Kadınlara özel bir blogun yazarı olarak benim için neden kadınlara özel bir toplantı yapıldığı sorusunun cevabı aslında çok net. Ama bu konuda kafası karışık olanları anlıyor, tersini düşünenlere de saygı duyuyorum. Kimileri bu tür bir kapalılığı çocuk bakımı, ev temizliği ya da yemek yapma gibi konuların kadınların üzerine yıkılmasını desteklediğimiz şeklinde yorumlayabiliyor. Kimisi de erkekleri dışlamanın onlara haksızlık olduğunu düşünüyor. Bence bugün kadın işi olarak sınıflanan ve bizim eşitlik kaygısıyla biraz da uzaklaşmaya çalıştığımız şeyler aslında temel yaşamsal ihtiyaçlar. Karnımızı sağlıklı yiyeceklerle doyurmak, doğal şifa yöntemleri, sağlıklı barınak ve gerçek temizlik kendine yeterliliğin ve özgürlüğün temelleri. Kadın, erkek herkesin bu konularda bilgi sahibi olması gerektiğini ve kadınların bu alanları terk etmeye çalışmamaları gerektiğini düşünüyorum. Evet yemek, temizlik, çocuk bakımı gibi işler ağırlıklı olarak kadınların üzerine yıkılıyor. Ama farkındaysanız işi kadınlar yaparken kararları yine erkekler veriyor.

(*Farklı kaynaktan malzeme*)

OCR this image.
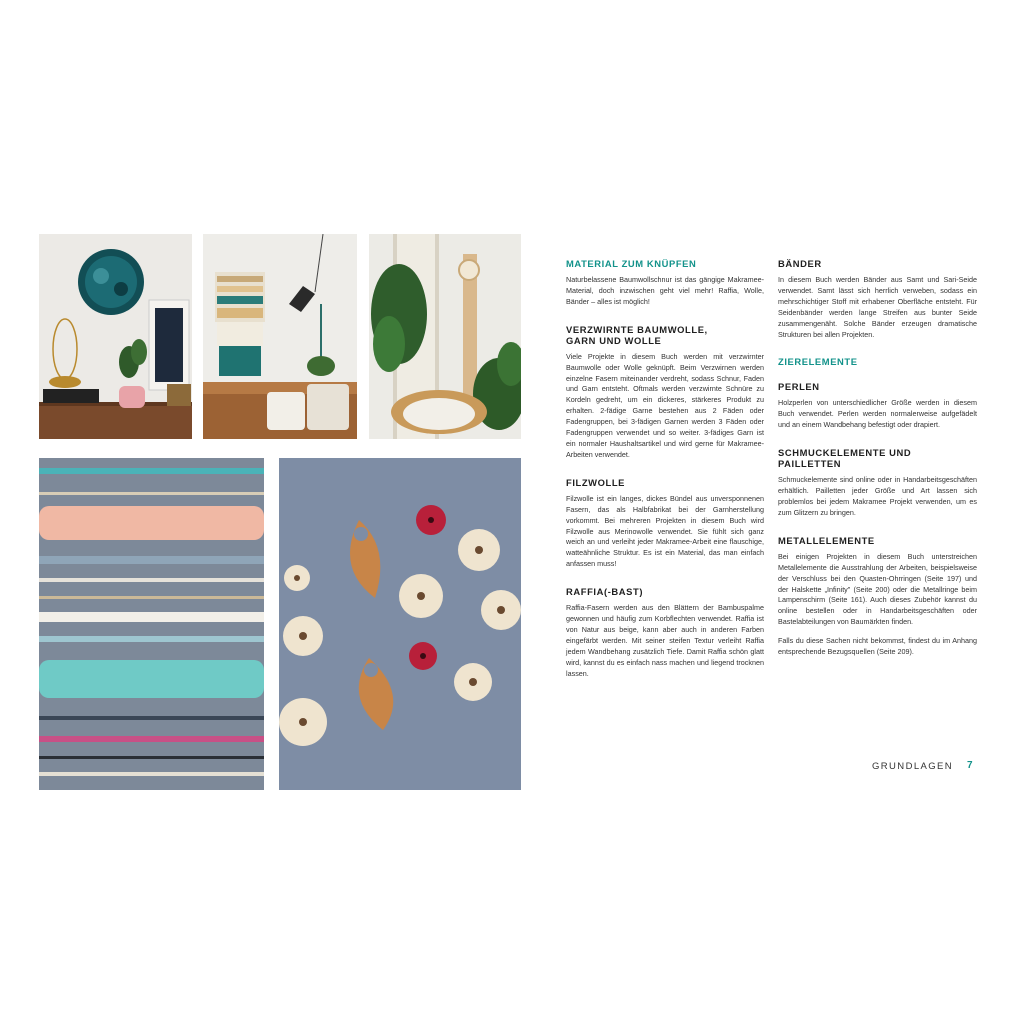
MATERIAL ZUM KNÜPFEN

Naturbelassene Baumwollschnur ist das gängige Makramee-Material, doch inzwischen geht viel mehr! Raffia, Wolle, Bänder – alles ist möglich!

VERZWIRNTE BAUMWOLLE, GARN UND WOLLE

Viele Projekte in diesem Buch werden mit verzwirnter Baumwolle oder Wolle geknüpft. Beim Verzwirnen werden einzelne Fasern miteinander verdreht, sodass Schnur, Faden und Garn entsteht. Oftmals werden verzwirnte Schnüre zu Kordeln gedreht, um ein dickeres, stärkeres Produkt zu erhalten. 2-fädige Garne bestehen aus 2 Fäden oder Fadengruppen, bei 3-fädigen Garnen werden 3 Fäden oder Fadengruppen verwendet und so weiter. 3-fädiges Garn ist ein normaler Haushaltsartikel und wird gerne für Makramee-Arbeiten verwendet.

FILZWOLLE

Filzwolle ist ein langes, dickes Bündel aus unversponnenen Fasern, das als Halbfabrikat bei der Garnherstellung vorkommt. Bei mehreren Projekten in diesem Buch wird Filzwolle aus Merinowolle verwendet. Sie fühlt sich ganz weich an und verleiht jeder Makramee-Arbeit eine flauschige, watteähnliche Struktur. Es ist ein Material, das man einfach anfassen muss!

RAFFIA(-BAST)

Raffia-Fasern werden aus den Blättern der Bambuspalme gewonnen und häufig zum Korbflechten verwendet. Raffia ist von Natur aus beige, kann aber auch in anderen Farben eingefärbt werden. Mit seiner steifen Textur verleiht Raffia jedem Wandbehang zusätzlich Tiefe. Damit Raffia schön glatt wird, kannst du es einfach nass machen und liegend trocknen lassen.

BÄNDER

In diesem Buch werden Bänder aus Samt und Sari-Seide verwendet. Samt lässt sich herrlich verweben, sodass ein mehrschichtiger Stoff mit erhabener Oberfläche entsteht. Für Seidenbänder werden lange Streifen aus bunter Seide zusammengenäht. Solche Bänder erzeugen dramatische Strukturen bei allen Projekten.

ZIERELEMENTE
PERLEN

Holzperlen von unterschiedlicher Größe werden in diesem Buch verwendet. Perlen werden normalerweise aufgefädelt und an einem Wandbehang befestigt oder drapiert.

SCHMUCKELEMENTE UND PAILLETTEN

Schmuckelemente sind online oder in Handarbeitsgeschäften erhältlich. Pailletten jeder Größe und Art lassen sich problemlos bei jedem Makramee Projekt verwenden, um es zum Glitzern zu bringen.

METALLELEMENTE

Bei einigen Projekten in diesem Buch unterstreichen Metallelemente die Ausstrahlung der Arbeiten, beispielsweise der Verschluss bei den Quasten-Ohrringen (Seite 197) und der Halskette „Infinity" (Seite 200) oder die Metallringe beim Lampenschirm (Seite 161). Auch dieses Zubehör kannst du online bestellen oder in Handarbeitsgeschäften oder Bastelabteilungen von Baumärkten finden.

Falls du diese Sachen nicht bekommst, findest du im Anhang entsprechende Bezugsquellen (Seite 209).

GRUNDLAGEN 7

Tarım politikası, reklamcılık, bankacılık, sağlık, eğitim, devlet yönetimi vs...Yani tabağımıza gelen yemeği kadın gidip satın alıp pişirse de aslında hangi yeyiyeceğin nasıl üretilip tabağımıza nasıl ve kaç liraya geleceğine erkekler karar veriyor. İşte kadınların evde kendi kendilerine bu işlere gömülmesi yerine dışarı çıkıp bu konuları tartışmalarını, yani artık entelektüel ve de siyasi düzeyde bu konularla uğraşmalarını son derece olumlu buluyorum. Kararlarda söz sahibi olabilmemiz için tek yol da bence daha çok düşünmemiz, yazmamız ve konuşmamız.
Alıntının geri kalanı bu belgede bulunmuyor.